I suppose you could do that (putting wai at regular intervals), but it seems like a pretty restrictive requirement on the face of it, at least once you start writing loops. Easy to screw up too. You might also want to do the whole thing in the NMI so as to retain frame timing control, unless you're very careful about counting scanlines. And even if you did this, you'd still need to use another method to get a perfect split (not that that's difficult) because interrupting wai still has too much variance.Oziphantom wrote:the 65816's super power is it can give you perfect IRQ/NMIs with a single clock delay. So if you are doing horizontal splits, you can pepper your normal code and as long as you hit a WAI before the interrupt is due to happen you will get it with 1 clock fixed slide.
I stand corrected. If you're desperate enough to try this in the first place, the above may not be much of a deterrent.
I wonder how much code you could fit in between interrupts... ideally you'd want the IRQ jump/return, acknowledge, stack ops and DMA setup (you need to at least set the DMA size regardless) to all happen during active display to maximize bandwidth. Let's see... in FastROM, with D = $2100, one could write
Code: Select all
[irq] ; 2 fast cycles + 6 slow cycles = 60 master clocks
rep #$20 ; 3 fc = 18 mc
pha ; 2 fc + 2 sc = 28 mc
lda #DMA_length ; 3 fc = 18 mc
sta $4375 ; 5 fc = 30 mc
sep #$20 ; 3 fc = 18 mc
lda #$80 ; 2 fc = 12 mc
sta $00 ; 3 fc = 18 mc
sta $420B ; 4 fc = 24 mc
lda #$0F ; 2 fc = 12 mc
sta $00 ; 3 fc = 18 mc
lda $4211 ; 4 fc = 24 mc
rep #$20 ; 3 fc = 18 mc
pla ; 3 fc + 2 sc = 34 mc
rti ; 3 fc + 4 sc = 50 mc
DMA bandwidth seems to be something like 79 bytes per scanline, or about 17 KB per frame if you don't trim vertically, not counting the normal VBlank time. With a vertical size of 184 lines (again, this is a 144-pixel-wide display) on NTSC, total bandwidth might be enough for full-frame 8bpp at 60 fps, including CGRAM updates (but not OAM of course, because there's no point). Mind you, with what I've done here there's no facility for trimming the bottom of the screen, so you'd have to wait for NMI and the image wouldn't be centered vertically. I think there's enough room to add a line counter and test/branch to the IRQ, but it would take a big bite out of the remaining CPU time...
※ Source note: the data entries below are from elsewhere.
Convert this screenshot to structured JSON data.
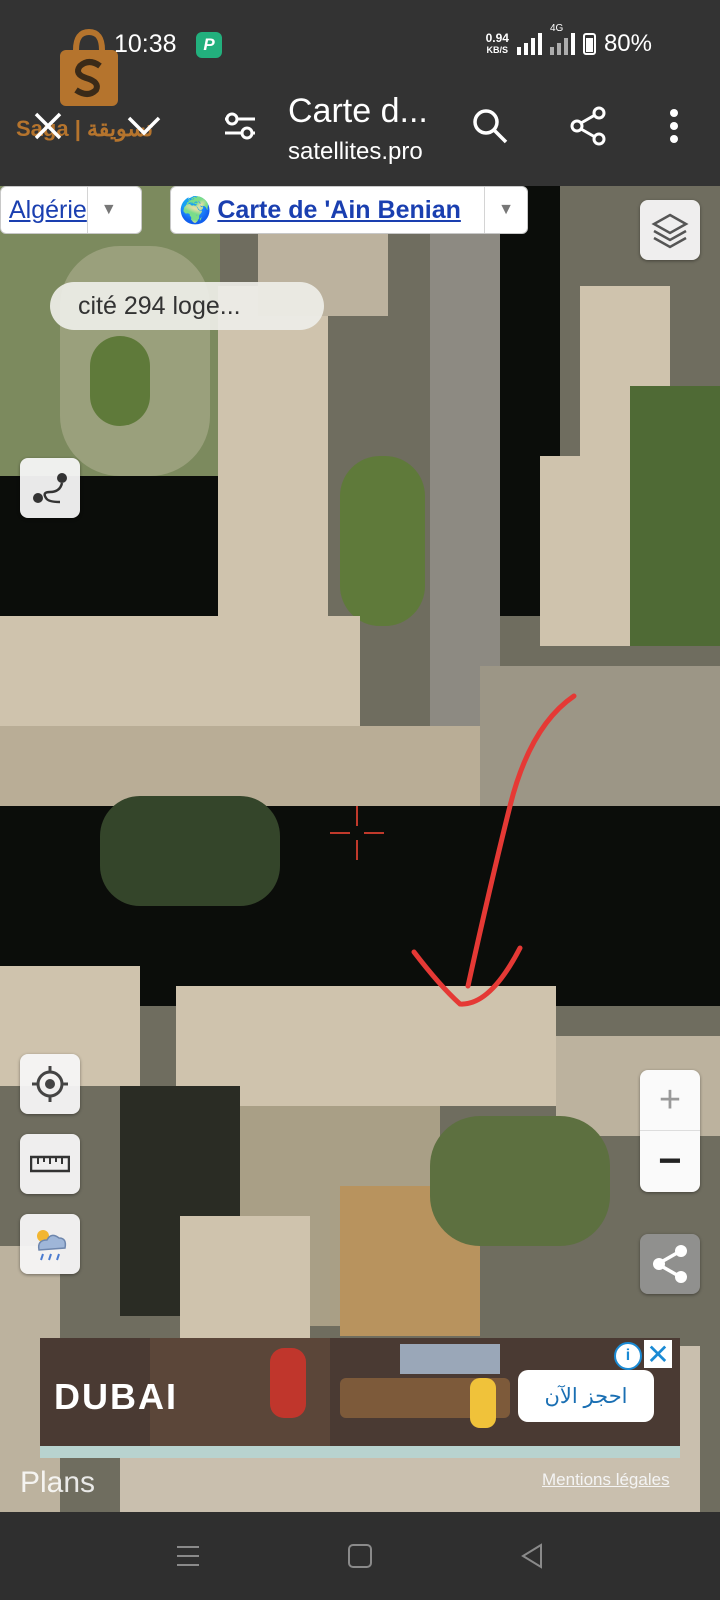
{
  "status": {
    "time": "10:38",
    "app_badge": "P",
    "net_speed_value": "0.94",
    "net_speed_unit": "KB/S",
    "network": "4G",
    "battery": "80%"
  },
  "appbar": {
    "title": "Carte d...",
    "subtitle": "satellites.pro"
  },
  "watermark": {
    "text": "Saga | تسويقة"
  },
  "map": {
    "country_select": "Algérie",
    "map_select": "Carte de 'Ain Benian",
    "map_select_icon": "globe-emoji",
    "place_label": "cité 294 loge...",
    "zoom_in": "+",
    "zoom_out": "−"
  },
  "ad": {
    "brand": "DUBAI",
    "cta": "احجز الآن",
    "info": "i",
    "close": "✕"
  },
  "footer": {
    "plans": "Plans",
    "mentions": "Mentions légales"
  },
  "colors": {
    "appbar_bg": "#333333",
    "link": "#1a3fb0",
    "annotation": "#e53935",
    "crosshair": "#c0392b"
  }
}
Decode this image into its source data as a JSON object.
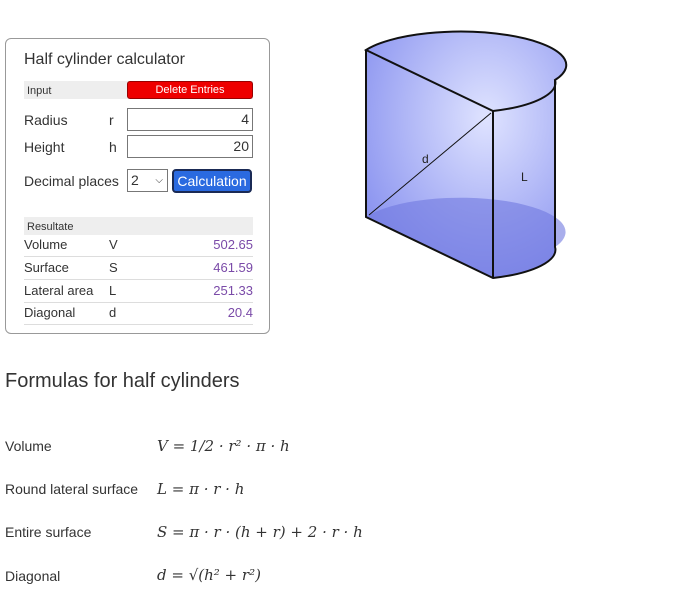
{
  "calculator": {
    "title": "Half cylinder calculator",
    "input_header": "Input",
    "delete_label": "Delete Entries",
    "inputs": [
      {
        "label": "Radius",
        "symbol": "r",
        "value": "4"
      },
      {
        "label": "Height",
        "symbol": "h",
        "value": "20"
      }
    ],
    "decimal_label": "Decimal places",
    "decimal_value": "2",
    "calc_label": "Calculation",
    "results_header": "Resultate",
    "results": [
      {
        "label": "Volume",
        "symbol": "V",
        "value": "502.65"
      },
      {
        "label": "Surface",
        "symbol": "S",
        "value": "461.59"
      },
      {
        "label": "Lateral area",
        "symbol": "L",
        "value": "251.33"
      },
      {
        "label": "Diagonal",
        "symbol": "d",
        "value": "20.4"
      }
    ]
  },
  "figure": {
    "diag_label": "d",
    "lateral_label": "L"
  },
  "formulas": {
    "title": "Formulas for half cylinders",
    "items": [
      {
        "label": "Volume",
        "formula": "V = 1/2 · r² · π · h"
      },
      {
        "label": "Round lateral surface",
        "formula": "L = π · r · h"
      },
      {
        "label": "Entire surface",
        "formula": "S = π · r · (h + r) + 2 · r · h"
      },
      {
        "label": "Diagonal",
        "formula": "d = √(h² + r²)"
      }
    ]
  }
}
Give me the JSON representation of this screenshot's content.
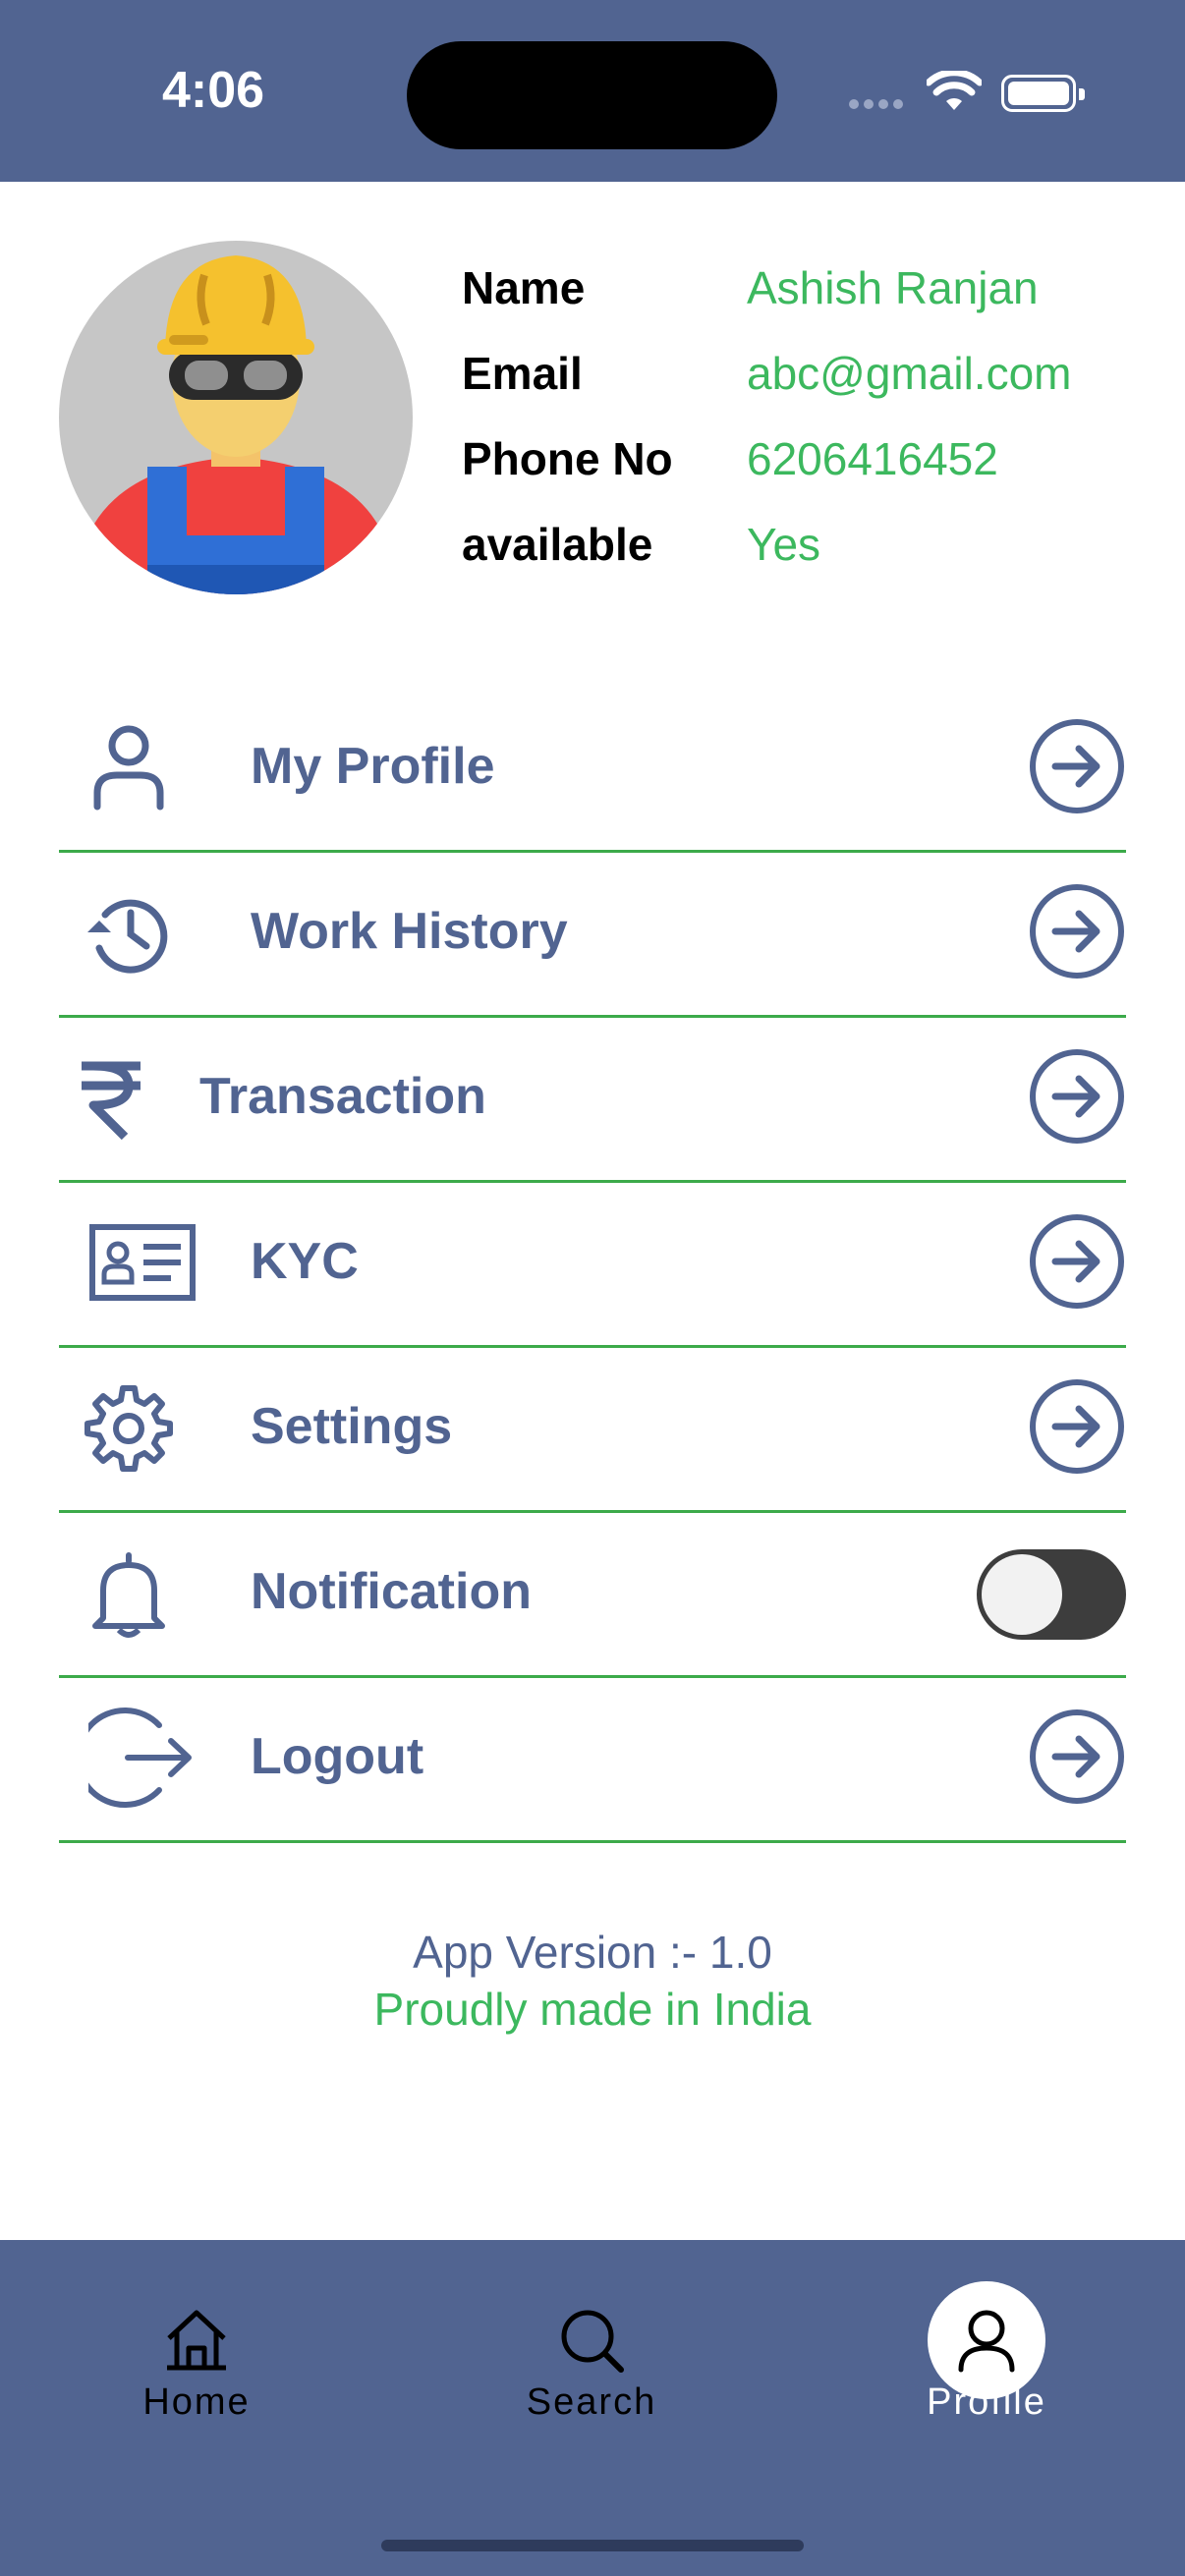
{
  "status": {
    "time": "4:06"
  },
  "profile": {
    "fields": [
      {
        "label": "Name",
        "value": "Ashish Ranjan"
      },
      {
        "label": "Email",
        "value": "abc@gmail.com"
      },
      {
        "label": "Phone No",
        "value": "6206416452"
      },
      {
        "label": "available",
        "value": "Yes"
      }
    ]
  },
  "menu": {
    "items": [
      {
        "label": "My Profile",
        "icon": "user-icon"
      },
      {
        "label": "Work History",
        "icon": "history-icon"
      },
      {
        "label": "Transaction",
        "icon": "rupee-icon"
      },
      {
        "label": "KYC",
        "icon": "id-card-icon"
      },
      {
        "label": "Settings",
        "icon": "gear-icon"
      },
      {
        "label": "Notification",
        "icon": "bell-icon",
        "toggle": false
      },
      {
        "label": "Logout",
        "icon": "logout-icon"
      }
    ]
  },
  "footer": {
    "version": "App Version :- 1.0",
    "tagline": "Proudly made in India"
  },
  "tabs": [
    {
      "label": "Home",
      "icon": "home-icon"
    },
    {
      "label": "Search",
      "icon": "search-icon"
    },
    {
      "label": "Profile",
      "icon": "user-icon",
      "active": true
    }
  ],
  "colors": {
    "primary": "#516491",
    "accent": "#3cb85e",
    "divider": "#3caa4a"
  }
}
That's a min/maxed scenario, of course. You can always get more CPU time at the cost of bandwidth. With a DMA size of only one byte per line, you've got nearly 70% of your compute time left, and you don't actually have to reduce the width of the display at all until you get past about 30 bytes per line, or 20 if you don't do the wai trick (okay, that number depends pretty heavily on how much preload time the PPU needs to display the BG layers properly...).
...but yeah, it's not the most elegant way to get extra VRAM bandwidth, even if it works. I'd prefer to try HDMA - see if one could turn off the display with channel 0, transfer data with channels 1-6, and turn the display back on with channel 7. It's only 24 bytes per line (or less if the PPU needs more than 10 or so dots of preload) and it still kills the sprite layer, but it's way more lightweight and requires no special coding techniques.
Maybe. I haven't tried it. It depends on how fast VRAM unlocks after rendering is turned off, and on how early you have to turn rendering back on for the BG layers to display on time. And as I said earlier, it would almost certainly cause sprites to glitch out or not work at all.Señor Ventura wrote:So, you can shorten the scanlines... but, Could it increase the bandwidth?.
It wouldn't be at all transparent to the programmer. You'd have to explicitly set up and execute a small DMA transfer on every line, in addition to the main transfer(s) during VBlank.
Raster-synchronized video chips are really not suited to this sort of thing. A horizontal split requires only one register write (well, two, because you have to change it back eventually), but a vertical split requires hundreds of them because it has to happen on every scanline.